Barnsley’s Valérien Ismaël: ‘Magath told us to go to the pitch. It was 4am’

Barnsley’s Valérien Ismaël: ‘Magath told us to go to the pitch. It was 4am’

P

erhaps the most mystifying Felix Magath tale is the one concerning Brede Hangeland’s thigh and cream cheese. He also purportedly had Fulham players doing sprints on Surrey Hills the day before matches and Valérien Ismaël, who won the double under Magath at Bayern Munich, has another peach of a story to add to the collection. “We got back to the training ground in the morning after a draw and the first thing he said was: ‘OK, we go straight to the pitch’, for a normal session,” he says. “It was 4am … it was a very big surprise because you are upset, tired, and you just want to go home.”

So, what on earth was Magath like after a defeat? “At the time we won almost all the games, which was a good thing … that is why I only have good memories of the season,” Ismaël says, smiling.
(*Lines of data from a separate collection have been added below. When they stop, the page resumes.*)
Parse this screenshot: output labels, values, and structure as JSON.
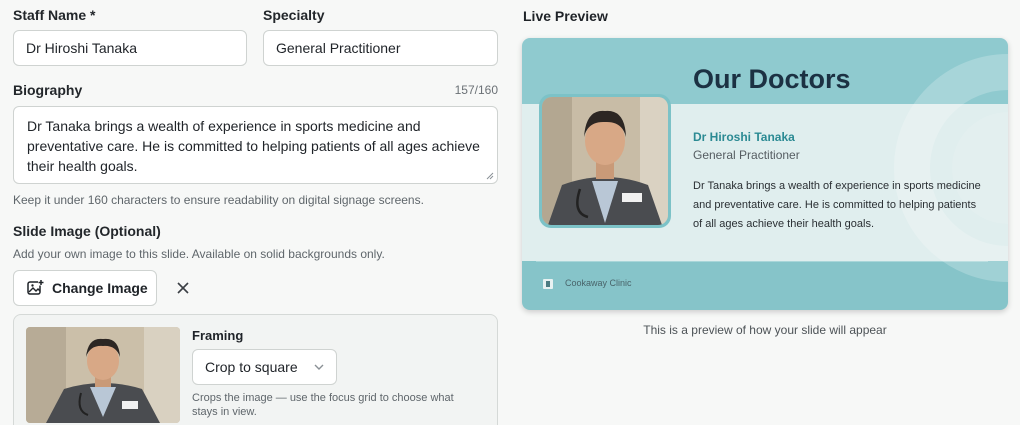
{
  "form": {
    "staff_name_label": "Staff Name *",
    "staff_name_value": "Dr Hiroshi Tanaka",
    "specialty_label": "Specialty",
    "specialty_value": "General Practitioner",
    "biography_label": "Biography",
    "biography_count": "157/160",
    "biography_value": "Dr Tanaka brings a wealth of experience in sports medicine and preventative care. He is committed to helping patients of all ages achieve their health goals.",
    "biography_hint": "Keep it under 160 characters to ensure readability on digital signage screens.",
    "slide_image_label": "Slide Image (Optional)",
    "slide_image_hint": "Add your own image to this slide. Available on solid backgrounds only.",
    "change_image_label": "Change Image",
    "remove_image_icon": "close-icon",
    "framing_label": "Framing",
    "framing_value": "Crop to square",
    "framing_hint": "Crops the image — use the focus grid to choose what stays in view."
  },
  "preview": {
    "label": "Live Preview",
    "card_title": "Our Doctors",
    "doctor_name": "Dr Hiroshi Tanaka",
    "doctor_specialty": "General Practitioner",
    "doctor_bio": "Dr Tanaka brings a wealth of experience in sports medicine and preventative care. He is committed to helping patients of all ages achieve their health goals.",
    "clinic_name": "Cookaway Clinic",
    "caption": "This is a preview of how your slide will appear"
  },
  "colors": {
    "accent_teal": "#2b8a93",
    "card_band": "#8fcacf",
    "card_body": "#e0eeee",
    "title_navy": "#1c3143"
  }
}
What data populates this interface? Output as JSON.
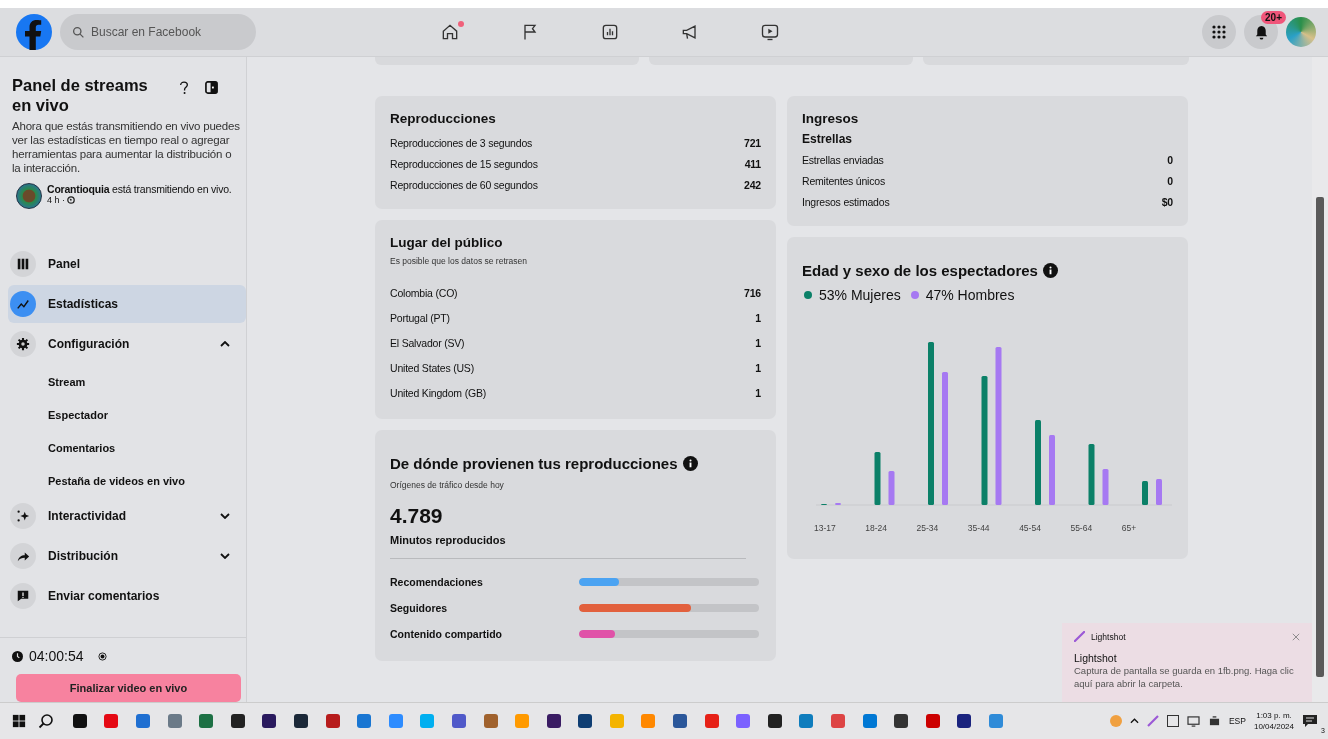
{
  "top_bar": {
    "search": {
      "placeholder": "Buscar en Facebook"
    },
    "nav": [
      {
        "selected": false,
        "dot": true
      },
      {
        "selected": false,
        "dot": false
      },
      {
        "selected": false,
        "dot": false
      },
      {
        "selected": false,
        "dot": false
      },
      {
        "selected": false,
        "dot": false
      }
    ],
    "notifications_badge": "20+"
  },
  "sidebar": {
    "title": "Panel de streams en vivo",
    "description": "Ahora que estás transmitiendo en vivo puedes ver las estadísticas en tiempo real o agregar herramientas para aumentar la distribución o la interacción.",
    "live": {
      "text": "**Corantioquia** está transmitiendo en vivo.",
      "meta": "4 h ·"
    },
    "items": [
      {
        "kind": "link",
        "label": "Panel",
        "selected": false
      },
      {
        "kind": "link",
        "label": "Estadísticas",
        "selected": true
      },
      {
        "kind": "group",
        "label": "Configuración",
        "selected": false,
        "expanded": true,
        "children": [
          {
            "label": "Stream"
          },
          {
            "label": "Espectador"
          },
          {
            "label": "Comentarios"
          },
          {
            "label": "Pestaña de videos en vivo"
          }
        ]
      },
      {
        "kind": "group",
        "label": "Interactividad",
        "selected": false,
        "expanded": false
      },
      {
        "kind": "group",
        "label": "Distribución",
        "selected": false,
        "expanded": false
      },
      {
        "kind": "link",
        "label": "Enviar comentarios",
        "selected": false
      }
    ],
    "timer": "04:00:54",
    "end_button": "Finalizar video en vivo"
  },
  "reproducciones": {
    "title": "Reproducciones",
    "rows": [
      {
        "label": "Reproducciones de 3 segundos",
        "value": "721"
      },
      {
        "label": "Reproducciones de 15 segundos",
        "value": "411"
      },
      {
        "label": "Reproducciones de 60 segundos",
        "value": "242"
      }
    ]
  },
  "lugar": {
    "title": "Lugar del público",
    "note": "Es posible que los datos se retrasen",
    "rows": [
      {
        "label": "Colombia (CO)",
        "value": "716"
      },
      {
        "label": "Portugal (PT)",
        "value": "1"
      },
      {
        "label": "El Salvador (SV)",
        "value": "1"
      },
      {
        "label": "United States (US)",
        "value": "1"
      },
      {
        "label": "United Kingdom (GB)",
        "value": "1"
      }
    ]
  },
  "origen": {
    "title": "De dónde provienen tus reproducciones",
    "note": "Orígenes de tráfico desde hoy",
    "total": "4.789",
    "total_label": "Minutos reproducidos",
    "sources": [
      {
        "label": "Recomendaciones",
        "level": 0.22,
        "color": "#4ba3f2"
      },
      {
        "label": "Seguidores",
        "level": 0.62,
        "color": "#e2603d"
      },
      {
        "label": "Contenido compartido",
        "level": 0.2,
        "color": "#e052a8"
      }
    ]
  },
  "ingresos": {
    "title": "Ingresos",
    "subtitle": "Estrellas",
    "rows": [
      {
        "label": "Estrellas enviadas",
        "value": "0"
      },
      {
        "label": "Remitentes únicos",
        "value": "0"
      },
      {
        "label": "Ingresos estimados",
        "value": "$0"
      }
    ]
  },
  "edad": {
    "title": "Edad y sexo de los espectadores",
    "legend": [
      {
        "label": "53% Mujeres",
        "color": "#0b8068"
      },
      {
        "label": "47% Hombres",
        "color": "#a679f2"
      }
    ],
    "age_groups": [
      "13-17",
      "18-24",
      "25-34",
      "35-44",
      "45-54",
      "55-64",
      "65+"
    ]
  },
  "toast": {
    "app": "Lightshot",
    "title": "Lightshot",
    "message": "Captura de pantalla se guarda en 1fb.png. Haga clic aquí para abrir la carpeta."
  },
  "taskbar": {
    "language": "ESP",
    "time": "1:03 p. m.",
    "date": "10/04/2024",
    "notification_count": "3"
  }
}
For someone who played at the highest level, alongside Oliver Kahn and against Zlatan Ibrahimovic, the former defender must have a mountain of anecdotes but, beyond declaring Zé Roberto the best player he had the pleasure of calling a teammate, they must wait, because Ismael is making his mark at Barnsley. The 45-year-old, who guided the Austrian club Lask to the last 16 of the Europa League last season before coming unstuck against Manchester United, is the conductor of one of the Championship’s most entertaining sides. “It’s not boring when you see our games,” he says, to put it succinctly.

Ismaël, who also won the Bundesliga with Werder Bremen as a player and was Crystal Palace’s £2.75m record signing in 1998, is an imposing figure who can comfortably command the room, but he knows management has changed since the days of Magath’s hellish pre-season – “a boot camp, like you prepare for a war” – or even compared with when he cut his teeth coaching German second teams, at Hannover then Wolfsburg. “All the time, you have to adapt your communication, your management, with your staff, fans, sponsors – it is completely different job to 10 years ago.”

Until defeat by Bournemouth last Friday, only Brentford had accumulated more points than Barnsley since Ismael’s arrival at the end of October. In Callum Styles, the 20-year-old former Bury midfielder, they have one of the Football League’s most exciting prospects at the heart of a youthful side – at 26 Cauley Woodrow was the second-oldest player last time out – but Ismaël believes they can come of age under his front-foot philosophy. “We don’t have maybe the big roster or the big quality like other teams, but we have our principles and this gives confidence to our players.”

Valérien Ismaël celebrates after scoring for Werder Bremen in 2004 en route to winning the Bundesliga title.

Last year the English Football League made it policy that clubs must interview at least one black, Asian and minority ethnic candidate for managerial vacancies and, after a virtual job interview – “you have to adapt,” he says, grinning – Barnsley named Ismaël, born in Strasbourg to a Guadeloupean father and a French mother, as Gerhard Struber’s successor. He is one of five BAME managers in England’s top four tiers – six if Liam Rosenior, part of the interim coaching staff at Derby, is included. “It’s very important to get a chance but after you have to do your job to get the results.”

Before Barnsley kick off against Wycombe on Wednesday hoping to record a sixth win in 10 matches, players and staff from both teams will take the knee in a stand against racial discrimination. Ismael believes it is a powerful gesture and was “shocked” by events at Millwall last Saturday. On Tuesday Paris Saint-Germain’s match against Istanbul Basaksehir was suspended amid allegations of racism. “We have to fight against this. We have the possibility with football, the most popular sport in the world, to take a position and I think it’s very important to respect this position. We have to respect each other and stay together to fight against the enemy. We have this responsibility to give our message [against racism].”

For a manager who bemoans Barnsley’s recent profligacy by saying the “same music” has haunted them, it is apt that Ismaël, whose family remains in Munich, has taken more than a passing interest in a local band. The sound of a bugler playing The Last Post first moved him before victory at Derby last month and again at Oakwell a fortnight later, so when Barnsley Brass appealed for support to refurbish creaking tubas, he pledged £200. “I read this comment on social media and that is why, in this Covid time, a very tough time for everybody, I wanted to show togetherness – what we need at this moment – and to try to help. It’s important to support where we can.”

Barnsley’s midfielder Callum Styles (right) one of the Football League’s most exciting prospects.

Last season Barnsley miraculously stayed up on the final day but, if they are able to retain key assets such as Styles, and summer signings such as Callum Brittain continue to flourish alongside forwards Conor Chaplin and Woodrow, they have reason to believe they can climb the table. Expectations in south Yorkshire may not be quite as high as in Bavaria – “you have to win, to win, to win” – but 17th-placed Barnsley are looking up under Ismael. “The performances have been very good, but now we have to work on the last details,” he says. “We create a lot of [goalscoring] situations in any game, whoever the opponent is, and now we have to finish the job.”